The ETS could deliver a 15 per cent emissions reduction target if Abbott fails to repeal, due to a legislative clause that specifies default levels if parliament can't agree.

The emissions trading scheme implemented by the prior Labor Government requires that by May 2014 the government propose to parliament regulations specifying what emissions caps will apply under the scheme, otherwise default levels of emission reductions are triggered.

Default emission reduction levels relative to 2012-13 emissions were inserted into the legislation to cover for the event that a subsequent parliament was unable to agree on a future government’s proposed emission targets. In particular, in anticipation that Tony Abbott would be elected and seek to neuter or abolish the ETS.

According to analysis by The Climate Institute, as Australia’s emissions are tracking substantially lower than was anticipated when the ETS was conceived, these default emission reductions would mean Australia would achieve far more than the minimum 5 per cent emission reduction target by 2020. A target which Tony Abbott is refusing to budge from.

The Climate Institute suggests the default emission reductions specified in the legislation would reduce Australia’s emissions by around 15 per cent on 2000 levels by 2020 – overall six times more than previously estimated under the proposed Direct Action Plan and at little extra cost. Although this is largely a function not of emission reductions in Australia, but rather the purchase of large quantities of international carbon credits. These international carbon credits are extremely cheap at present because the emission caps under the European ETS have turned out to be far too generous.

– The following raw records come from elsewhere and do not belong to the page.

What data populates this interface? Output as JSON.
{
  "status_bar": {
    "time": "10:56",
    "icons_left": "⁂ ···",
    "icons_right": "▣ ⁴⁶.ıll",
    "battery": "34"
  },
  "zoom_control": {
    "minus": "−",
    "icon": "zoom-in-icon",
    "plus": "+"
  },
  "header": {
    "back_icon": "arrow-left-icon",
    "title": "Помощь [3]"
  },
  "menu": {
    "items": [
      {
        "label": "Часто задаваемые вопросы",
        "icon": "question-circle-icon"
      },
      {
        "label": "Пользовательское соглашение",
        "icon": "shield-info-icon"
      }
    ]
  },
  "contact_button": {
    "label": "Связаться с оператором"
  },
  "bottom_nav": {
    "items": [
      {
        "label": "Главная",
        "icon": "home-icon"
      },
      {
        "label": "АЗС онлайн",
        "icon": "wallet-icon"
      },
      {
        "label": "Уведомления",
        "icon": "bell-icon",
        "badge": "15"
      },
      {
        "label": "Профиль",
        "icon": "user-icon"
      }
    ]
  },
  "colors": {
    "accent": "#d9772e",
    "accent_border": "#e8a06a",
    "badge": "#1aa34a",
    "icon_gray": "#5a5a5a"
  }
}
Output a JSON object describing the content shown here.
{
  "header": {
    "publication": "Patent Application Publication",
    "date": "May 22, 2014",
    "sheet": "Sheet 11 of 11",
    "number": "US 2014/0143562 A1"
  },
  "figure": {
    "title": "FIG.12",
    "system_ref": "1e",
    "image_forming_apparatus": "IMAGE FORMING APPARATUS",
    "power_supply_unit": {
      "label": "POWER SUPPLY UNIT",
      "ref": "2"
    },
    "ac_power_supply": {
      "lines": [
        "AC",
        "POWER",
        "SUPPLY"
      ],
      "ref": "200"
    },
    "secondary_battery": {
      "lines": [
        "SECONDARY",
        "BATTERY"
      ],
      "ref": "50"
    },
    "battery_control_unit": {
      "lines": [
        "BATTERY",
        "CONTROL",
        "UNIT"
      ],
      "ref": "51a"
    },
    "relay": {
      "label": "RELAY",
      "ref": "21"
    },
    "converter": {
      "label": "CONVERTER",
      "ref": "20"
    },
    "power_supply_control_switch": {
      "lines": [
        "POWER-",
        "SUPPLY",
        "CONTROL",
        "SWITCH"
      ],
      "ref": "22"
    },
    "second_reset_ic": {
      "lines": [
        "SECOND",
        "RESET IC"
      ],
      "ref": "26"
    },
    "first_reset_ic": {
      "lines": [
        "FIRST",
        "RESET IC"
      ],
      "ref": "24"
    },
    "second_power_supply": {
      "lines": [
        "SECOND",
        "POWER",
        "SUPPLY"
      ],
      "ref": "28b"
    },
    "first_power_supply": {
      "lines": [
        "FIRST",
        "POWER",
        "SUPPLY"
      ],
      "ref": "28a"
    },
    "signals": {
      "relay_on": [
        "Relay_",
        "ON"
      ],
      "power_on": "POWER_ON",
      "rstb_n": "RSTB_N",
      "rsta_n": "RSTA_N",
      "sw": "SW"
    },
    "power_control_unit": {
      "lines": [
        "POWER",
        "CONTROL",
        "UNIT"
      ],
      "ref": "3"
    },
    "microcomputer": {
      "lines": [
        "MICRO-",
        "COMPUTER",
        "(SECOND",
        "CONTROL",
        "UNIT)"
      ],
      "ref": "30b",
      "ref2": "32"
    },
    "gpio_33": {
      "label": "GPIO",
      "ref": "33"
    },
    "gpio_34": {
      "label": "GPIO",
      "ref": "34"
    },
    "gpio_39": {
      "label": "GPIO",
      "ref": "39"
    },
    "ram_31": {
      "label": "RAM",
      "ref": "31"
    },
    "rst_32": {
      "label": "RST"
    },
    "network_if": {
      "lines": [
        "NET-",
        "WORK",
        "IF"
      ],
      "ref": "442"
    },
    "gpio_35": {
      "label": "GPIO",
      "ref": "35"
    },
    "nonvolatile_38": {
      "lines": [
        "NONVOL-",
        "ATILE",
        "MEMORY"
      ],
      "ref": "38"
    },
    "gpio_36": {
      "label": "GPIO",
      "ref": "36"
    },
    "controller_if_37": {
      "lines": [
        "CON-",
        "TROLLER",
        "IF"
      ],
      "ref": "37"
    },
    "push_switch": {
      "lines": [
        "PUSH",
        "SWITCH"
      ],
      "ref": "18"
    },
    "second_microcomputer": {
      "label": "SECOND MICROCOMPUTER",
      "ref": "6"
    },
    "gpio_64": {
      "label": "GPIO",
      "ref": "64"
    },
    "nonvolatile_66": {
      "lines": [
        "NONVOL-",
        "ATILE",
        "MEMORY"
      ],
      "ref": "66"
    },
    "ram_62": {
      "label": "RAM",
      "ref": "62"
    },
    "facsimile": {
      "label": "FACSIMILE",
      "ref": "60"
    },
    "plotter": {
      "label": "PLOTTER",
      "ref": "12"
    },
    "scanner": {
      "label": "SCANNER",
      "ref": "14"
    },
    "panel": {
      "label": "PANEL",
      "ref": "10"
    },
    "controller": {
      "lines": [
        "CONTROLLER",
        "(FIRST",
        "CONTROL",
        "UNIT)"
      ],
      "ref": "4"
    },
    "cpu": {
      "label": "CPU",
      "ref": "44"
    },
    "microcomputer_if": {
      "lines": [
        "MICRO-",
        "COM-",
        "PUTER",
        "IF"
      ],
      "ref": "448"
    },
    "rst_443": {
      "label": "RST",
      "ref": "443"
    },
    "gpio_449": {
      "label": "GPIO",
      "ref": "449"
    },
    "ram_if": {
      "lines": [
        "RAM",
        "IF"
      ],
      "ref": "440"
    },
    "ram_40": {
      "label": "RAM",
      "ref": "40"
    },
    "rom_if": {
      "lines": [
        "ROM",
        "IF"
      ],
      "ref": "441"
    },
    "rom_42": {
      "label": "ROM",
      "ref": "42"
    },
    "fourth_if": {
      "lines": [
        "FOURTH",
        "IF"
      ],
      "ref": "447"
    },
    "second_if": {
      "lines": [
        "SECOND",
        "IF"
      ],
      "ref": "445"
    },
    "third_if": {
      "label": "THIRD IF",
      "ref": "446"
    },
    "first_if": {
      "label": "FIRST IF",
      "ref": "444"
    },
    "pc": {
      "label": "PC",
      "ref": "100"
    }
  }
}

The chart below outlines The Climate Institute’s estimates of how the default emission reductions would affect Australia’s emissions out to 2020, after deducting the use of international carbon credits. It illustrates that Australia’s emissions would be substantially lower than the 5 per cent reduction target, and well below what is expected to be delivered by the current budget allocated to the Coalition’s Direct Action abatement purchasing fund.

Figure 1: Australia’s emissions under legislative default caps, relative to targets and Direct Action (net of international carbon credits).

Graph for Emission trading's automatic 15%

Source: The Climate Institute (2013)

The default cap is defined relative to Australia’s fiscal year 2012-13 emissions covered by the emission trading scheme. Based on the Clean Energy Regulator’s preliminary estimates of 2012-13 emission numbers, and adjusting these to capture updated Global Warming Potentials, emissions were 296 million tonnes.

The default cap requires a 38 million tonne reduction in covered sector emissions on FY 2012-13 levels in FY 2015-16 and a 12 million tonne annual reduction thereafter.

Of course, this could all be rather academic if Abbott manages to repeal the carbon price bills soon after the new Senate take its seats, so much will hang on the outcome of Western Australia's second attempt to vote for its senators.